Many would say that there is a sacredness that echoes throughout Lauren’s body of photography work. She began to experiment with printing on fabrics after coming to terms with the feeling that traditional photo prints did a disservice to the images she so intimately captures. “I never capture enough, I never get it quite right, but I keep coming back and I keep trying,” she says.
The Impossible Garden is nostalgia turned into the physical. Exploring the permanence of photography versus the ephemerality of memory, Lauren has brought her grandmother’s garden in Baabdat, Lebanon home. “Impossible Garden honestly comes from a very selfish place,” she shares. “While I cannot bring everyone I know and love to Lebanon, I can try to bring what I know and love about Lebanon to everyone.”
In the exhibit at 22 Ludlow Street, the sensorial photo installation takes its shape through a space fully enveloped in feeling with floor-to-ceiling images printed on textured wallpaper (produced with Wallpaper Projects), photographs printed on mulberry silk, an ambient soundscape of days spent in the garden (produced in collaboration with musician Emilio Quezeda Ibanez), and a subtle olfactory element that follows suit.

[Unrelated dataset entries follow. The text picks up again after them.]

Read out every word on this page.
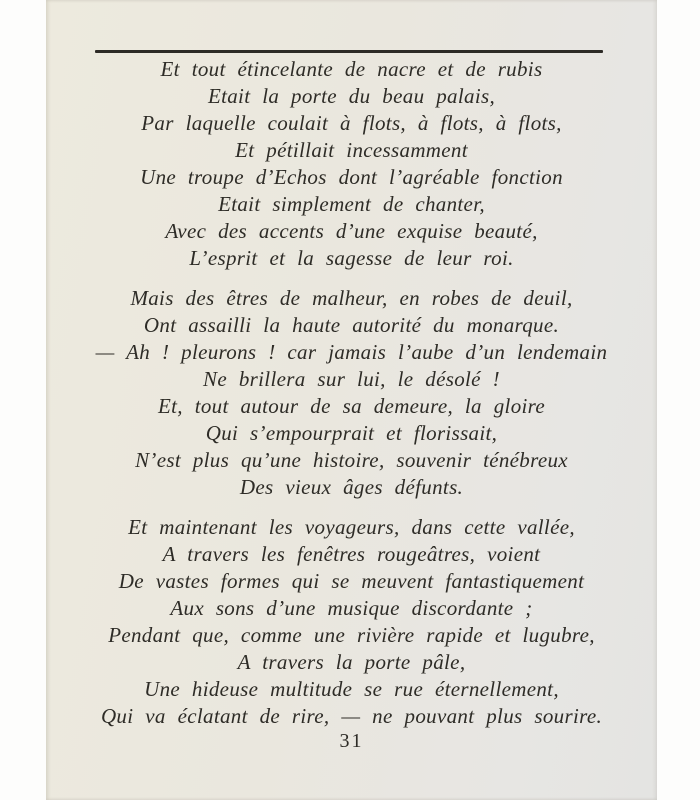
Et tout étincelante de nacre et de rubis
Etait la porte du beau palais,
Par laquelle coulait à flots, à flots, à flots,
Et pétillait incessamment
Une troupe d’Echos dont l’agréable fonction
Etait simplement de chanter,
Avec des accents d’une exquise beauté,
L’esprit et la sagesse de leur roi.
Mais des êtres de malheur, en robes de deuil,
Ont assailli la haute autorité du monarque.
— Ah ! pleurons ! car jamais l’aube d’un lendemain
Ne brillera sur lui, le désolé !
Et, tout autour de sa demeure, la gloire
Qui s’empourprait et florissait,
N’est plus qu’une histoire, souvenir ténébreux
Des vieux âges défunts.
Et maintenant les voyageurs, dans cette vallée,
A travers les fenêtres rougeâtres, voient
De vastes formes qui se meuvent fantastiquement
Aux sons d’une musique discordante ;
Pendant que, comme une rivière rapide et lugubre,
A travers la porte pâle,
Une hideuse multitude se rue éternellement,
Qui va éclatant de rire, — ne pouvant plus sourire.
31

Lauren incorporates a soundscape reminiscent of the sounds of her grandmother’s movement in the garden which she woke up to in her childhood. Within this space, she reflects on photography’s ability to preserve and alter the memory in a similar way she would walk in circles in her family’s garden when she needed to think deeply about something. This full circle moment confirms that her intuition has yet to steer her in the wrong direction.
Born in Dallas, Texas, Lauren moved with her family to her father’s native home of Beirut, Lebanon at age one. There she lived with her close knit, multigenerational family until the age of 7 and has continued to spend summers there into adulthood. It is Lebanon which she owes her identity as a person and as an artist. Impossible Garden explores her identity and allows full expression of the moments of nostalgia she encapsulates on film.
There is a certain je ne sais quoi that comes from being a self-taught artist. I think there is more freedom and less self restraint than what can be observed from the work of someone more classically trained. This freedom of experimentation and playfulness led to the use of movement and layering with her images. After underwhelming attempts at layering images in Photoshop for a personal project, intuition guided Lauren to print family photos from Lebanon on sheer panels of organza. This method of physical photo manipulation gave her room to play with space, lighting, hanging, and transparency that wasn’t possible on paper.
A combination of instinct, research, and the desire to balance an experience that was deeply personal yet also visually compelling make the sum of Impossible Garden. Like most artists, Lauren thought she could do most of the labor herself. Soon after the decision of what to do with the space was made, she realized help was necessary rather than optional.
The photo selection was narrowed down to 12 images and a photo collage mimicking tile as the flooring. A quick browse at her Instagram feed of innumerable breathtaking photos will prove that this selection was no easy feat. It is one that she deems as the most important part of the entire process.
The theme of family remains significant in her creative work and life. This lifeline, which she affirms is always ready to immediately extend their help, keeps her grounded in both NYC and Beirut. Many in this extended family who’ve heard so much about the garden can finally experience it by means of the installation. In a way, she is bridging the gap and welcoming us into her reality. She brings the magic to us.
Impossible Garden is an immersive photo installation opening at 22 Ludlow on Friday June 16th, 2023 and will be on view until Thursday June 22nd, 2023.